El autorretrato de la literatura
Ejercicios para el endurecimiento del espíritu
Gabriela Wiener
La Bella Varsovia
104 páginas | 12 euros
Gabriela estás en la edad de ser valiente / así que lo seré”. Con estos versos pone punto final a su poemario Gabriela Wiener. Ejercicios para el endurecimiento del espíritu es un título arrancado de otro cuerpo textual, Claus y Lucas, novela de Agota Kristof. Wiener es valiente por su manera de autorretratarse y de utilizar la lengua literaria. Por su manera de utilizar la lengua literaria para autorretratarse como mujer y conseguir que el autorretrato modifique la lengua literaria. Wiener es violenta y tierna porque, pese a las convenciones, los días de San Valentín y los algodonosos conejitos de los poppy cards, la ternura siempre lo es. Violenta. Ahí es donde adquiere significado la elección del título, esos Ejercicios para el endurecimiento del espíritu, que forman parte de la educación —el adiestramiento— de Claus y Lucas: ellos logran endurecerse con y frente a los discursos del horror, el insulto y las represiones, pero se desarman y lloran como niños ante el recuerdo de la perdida ternura de su madre. Gabriela Wiener habla de socialización, de la construcción de una identidad femenina a través del discurso siempre violento de las madres, porque la educación, incluso el amor tal como lo entendemos, siempre es un modo de violentar al otro. El discurso de una madre consiste en actitudes, castigos, halagos. La madre de este poemario es la madre en quien quizá no nos queremos convertir.

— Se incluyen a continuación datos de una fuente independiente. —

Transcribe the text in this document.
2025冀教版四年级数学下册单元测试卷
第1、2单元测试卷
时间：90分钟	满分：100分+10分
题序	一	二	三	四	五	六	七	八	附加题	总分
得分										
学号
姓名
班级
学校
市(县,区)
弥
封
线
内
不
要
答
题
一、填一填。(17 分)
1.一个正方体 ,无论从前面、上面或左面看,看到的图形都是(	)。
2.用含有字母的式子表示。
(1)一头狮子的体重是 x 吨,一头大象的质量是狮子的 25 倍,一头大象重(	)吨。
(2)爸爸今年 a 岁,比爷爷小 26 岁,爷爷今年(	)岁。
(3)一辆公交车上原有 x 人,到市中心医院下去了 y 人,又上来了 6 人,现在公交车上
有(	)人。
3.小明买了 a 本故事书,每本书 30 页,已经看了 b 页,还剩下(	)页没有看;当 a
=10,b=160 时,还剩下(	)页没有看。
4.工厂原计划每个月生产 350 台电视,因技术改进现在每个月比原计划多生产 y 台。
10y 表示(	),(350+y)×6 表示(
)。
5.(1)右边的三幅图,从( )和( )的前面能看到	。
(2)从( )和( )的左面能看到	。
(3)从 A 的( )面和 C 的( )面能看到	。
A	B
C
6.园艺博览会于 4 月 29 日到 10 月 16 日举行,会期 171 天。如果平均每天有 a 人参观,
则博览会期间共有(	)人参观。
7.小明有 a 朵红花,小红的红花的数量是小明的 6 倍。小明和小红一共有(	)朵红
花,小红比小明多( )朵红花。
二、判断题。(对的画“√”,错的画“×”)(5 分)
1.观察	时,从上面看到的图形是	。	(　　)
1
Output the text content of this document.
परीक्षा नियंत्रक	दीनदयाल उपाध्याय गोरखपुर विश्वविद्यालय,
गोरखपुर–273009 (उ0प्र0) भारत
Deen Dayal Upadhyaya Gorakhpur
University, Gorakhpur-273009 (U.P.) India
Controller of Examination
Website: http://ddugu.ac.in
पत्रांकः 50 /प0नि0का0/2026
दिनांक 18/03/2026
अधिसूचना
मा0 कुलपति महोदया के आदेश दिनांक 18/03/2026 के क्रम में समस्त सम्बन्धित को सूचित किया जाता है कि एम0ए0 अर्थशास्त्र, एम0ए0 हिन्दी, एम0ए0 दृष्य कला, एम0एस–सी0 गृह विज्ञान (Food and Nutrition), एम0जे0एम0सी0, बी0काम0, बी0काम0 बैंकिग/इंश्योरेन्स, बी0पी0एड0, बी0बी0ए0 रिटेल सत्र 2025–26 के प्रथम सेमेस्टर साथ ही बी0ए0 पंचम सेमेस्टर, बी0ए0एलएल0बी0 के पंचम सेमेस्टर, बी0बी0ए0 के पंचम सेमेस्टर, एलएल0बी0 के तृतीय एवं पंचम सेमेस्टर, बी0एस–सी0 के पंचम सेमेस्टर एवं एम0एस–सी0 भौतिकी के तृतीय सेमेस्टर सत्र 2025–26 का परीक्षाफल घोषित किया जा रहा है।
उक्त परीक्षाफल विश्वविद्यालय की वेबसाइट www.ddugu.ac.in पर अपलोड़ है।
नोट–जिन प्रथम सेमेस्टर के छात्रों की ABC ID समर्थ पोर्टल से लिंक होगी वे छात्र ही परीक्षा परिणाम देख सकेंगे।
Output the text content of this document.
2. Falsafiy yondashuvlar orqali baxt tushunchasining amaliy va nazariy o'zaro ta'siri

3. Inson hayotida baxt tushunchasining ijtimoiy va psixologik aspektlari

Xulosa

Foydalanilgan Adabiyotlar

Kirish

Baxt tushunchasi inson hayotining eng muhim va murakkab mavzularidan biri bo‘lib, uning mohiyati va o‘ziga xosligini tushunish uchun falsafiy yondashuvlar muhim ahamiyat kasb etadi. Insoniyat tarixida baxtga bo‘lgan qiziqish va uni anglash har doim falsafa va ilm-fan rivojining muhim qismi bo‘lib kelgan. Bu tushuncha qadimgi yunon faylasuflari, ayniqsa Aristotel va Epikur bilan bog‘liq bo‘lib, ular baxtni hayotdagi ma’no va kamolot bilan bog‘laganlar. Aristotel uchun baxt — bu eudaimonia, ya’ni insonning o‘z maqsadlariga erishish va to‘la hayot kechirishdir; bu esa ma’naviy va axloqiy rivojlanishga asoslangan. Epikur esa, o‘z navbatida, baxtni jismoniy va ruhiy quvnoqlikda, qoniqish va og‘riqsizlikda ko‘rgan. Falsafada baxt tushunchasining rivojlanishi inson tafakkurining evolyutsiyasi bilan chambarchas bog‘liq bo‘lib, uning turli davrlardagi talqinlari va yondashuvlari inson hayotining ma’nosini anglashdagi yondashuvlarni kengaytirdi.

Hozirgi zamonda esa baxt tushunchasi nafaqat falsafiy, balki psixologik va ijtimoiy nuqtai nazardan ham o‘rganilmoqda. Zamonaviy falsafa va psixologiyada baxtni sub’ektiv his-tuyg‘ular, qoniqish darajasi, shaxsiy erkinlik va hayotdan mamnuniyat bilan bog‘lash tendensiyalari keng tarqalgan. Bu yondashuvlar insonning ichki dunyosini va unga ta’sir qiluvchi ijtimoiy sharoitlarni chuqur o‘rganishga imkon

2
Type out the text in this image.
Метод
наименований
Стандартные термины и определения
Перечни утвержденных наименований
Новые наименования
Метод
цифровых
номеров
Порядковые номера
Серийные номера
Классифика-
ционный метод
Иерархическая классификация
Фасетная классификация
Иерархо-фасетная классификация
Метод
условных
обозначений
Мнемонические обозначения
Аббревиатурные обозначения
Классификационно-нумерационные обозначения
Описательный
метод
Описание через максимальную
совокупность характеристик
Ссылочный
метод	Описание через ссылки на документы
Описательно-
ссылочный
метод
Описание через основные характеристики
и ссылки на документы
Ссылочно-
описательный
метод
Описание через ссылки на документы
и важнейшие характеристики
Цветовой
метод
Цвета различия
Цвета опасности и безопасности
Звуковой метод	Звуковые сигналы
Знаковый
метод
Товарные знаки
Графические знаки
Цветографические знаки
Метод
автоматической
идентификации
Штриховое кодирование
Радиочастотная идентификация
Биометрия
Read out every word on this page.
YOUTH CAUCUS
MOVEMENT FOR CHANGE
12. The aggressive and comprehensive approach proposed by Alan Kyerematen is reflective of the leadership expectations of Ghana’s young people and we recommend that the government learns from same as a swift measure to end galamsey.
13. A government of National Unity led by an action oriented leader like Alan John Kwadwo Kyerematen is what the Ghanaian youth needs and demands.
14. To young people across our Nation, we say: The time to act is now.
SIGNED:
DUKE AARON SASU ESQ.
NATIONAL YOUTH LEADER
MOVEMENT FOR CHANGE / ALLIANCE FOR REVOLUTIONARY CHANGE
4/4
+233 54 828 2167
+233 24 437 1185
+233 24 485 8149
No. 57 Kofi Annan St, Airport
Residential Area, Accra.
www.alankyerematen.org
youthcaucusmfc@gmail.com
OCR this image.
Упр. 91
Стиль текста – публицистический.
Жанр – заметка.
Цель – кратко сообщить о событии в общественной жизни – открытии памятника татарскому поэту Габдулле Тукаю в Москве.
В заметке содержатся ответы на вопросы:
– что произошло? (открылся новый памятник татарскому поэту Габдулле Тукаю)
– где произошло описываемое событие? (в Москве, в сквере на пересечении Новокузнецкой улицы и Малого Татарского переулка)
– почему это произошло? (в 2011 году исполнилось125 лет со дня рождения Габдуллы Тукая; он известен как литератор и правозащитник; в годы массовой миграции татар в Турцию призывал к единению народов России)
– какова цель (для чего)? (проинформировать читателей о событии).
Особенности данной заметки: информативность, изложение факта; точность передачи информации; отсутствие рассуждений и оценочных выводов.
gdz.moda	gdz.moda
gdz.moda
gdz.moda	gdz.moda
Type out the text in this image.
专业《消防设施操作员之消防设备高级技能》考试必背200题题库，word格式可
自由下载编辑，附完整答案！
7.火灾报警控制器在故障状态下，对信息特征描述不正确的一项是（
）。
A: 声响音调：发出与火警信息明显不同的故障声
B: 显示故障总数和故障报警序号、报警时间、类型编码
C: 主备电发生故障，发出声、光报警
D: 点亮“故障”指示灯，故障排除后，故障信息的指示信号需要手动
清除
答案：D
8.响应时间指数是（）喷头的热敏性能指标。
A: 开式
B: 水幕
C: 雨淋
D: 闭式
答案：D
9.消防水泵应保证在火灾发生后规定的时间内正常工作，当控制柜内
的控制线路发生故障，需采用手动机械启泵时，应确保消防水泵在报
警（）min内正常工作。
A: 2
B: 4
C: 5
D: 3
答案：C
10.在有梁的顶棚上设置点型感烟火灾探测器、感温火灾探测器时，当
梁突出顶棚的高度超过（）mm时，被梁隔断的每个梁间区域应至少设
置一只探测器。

La voz se torna especialmente violenta cuando alude a un cerco del que nadie escapa: sexo, cuerpo, duplicaciones, juegos, simulaciones. La simulación de una maternidad en la que una niña tortura a su muñeca. Como todas las niñas. Como todas las madres en las que no nos queremos convertir y en las que es probable que nos convirtamos. Escribe Wiener: “siempre estoy de puntillas/ como una mosca en la muñeca de mi hija.” “Hago una vida de puntillas” es un poema excelente. Igual que “Pelos” y “La piel de un animal que no sabe protegerse”, un texto del que extraigo una conclusión: en las metamorfosis —en las adolescencias— sufrimos como el hombre lobo cuando las manos se le llenan de pelos y se le retuercen las costillas, se descoyunta y se pone a cuatro patas.
En el recorrido que Wiener hace por la familia y la pareja, en su fusión de lo lírico y lo antropológico, hay una rabia íntima y colectiva, privada y pública. Se notan las ganas de decir y el decir no es desganado ni melancólico. La poeta se apropia de consignas de resignación que se transforman en emblemas de resistencia: frente a la idea de que no se puede atravesar los trenes con rosas y de que es más realista querer intervenir en la vida de cada persona que en la realidad de todas las personas juntas, en estos poemas hay confianza en la escritura, en la educación, en el cambio que se produce en las actividades introspectivas, en el endurecimiento de un espíritu que no es sinónimo del alma. Porque esta poesía no es sagrada ni confesional, sino una poesía que cuenta cómo las casas humedecen a sus habitantes. Cómo el peso de los fantasmas que impregnan las paredes de nuestro piso se mete dentro de nosotros y hay un nudo invisible que nos ata a otros cuerpos. Esta poesía materialista huye de los esencialismos femeninos para reivindicar la experiencia y contarnos que tal vez no aprendemos nada del sufrimiento o de la felicidad, de las emociones sin filtro, pero sí de la escritura de esas emociones. De la distancia que endurece y nos hace lúcidos. De la escritura como parte de la materia. La distancia es en la escritura una amenaza y una necesidad: “hay una hoja danzando entre mi lengua/ y lo que dice mi lengua:/es un bocado peligroso/si lo llego a tragar/si lo llego a decir”.
Gabriela Wiener con su escritura afronta los peligros. Es valiente. Mira, traga, metaboliza, crece, dice, arriesga, llega, inquieta, comunica.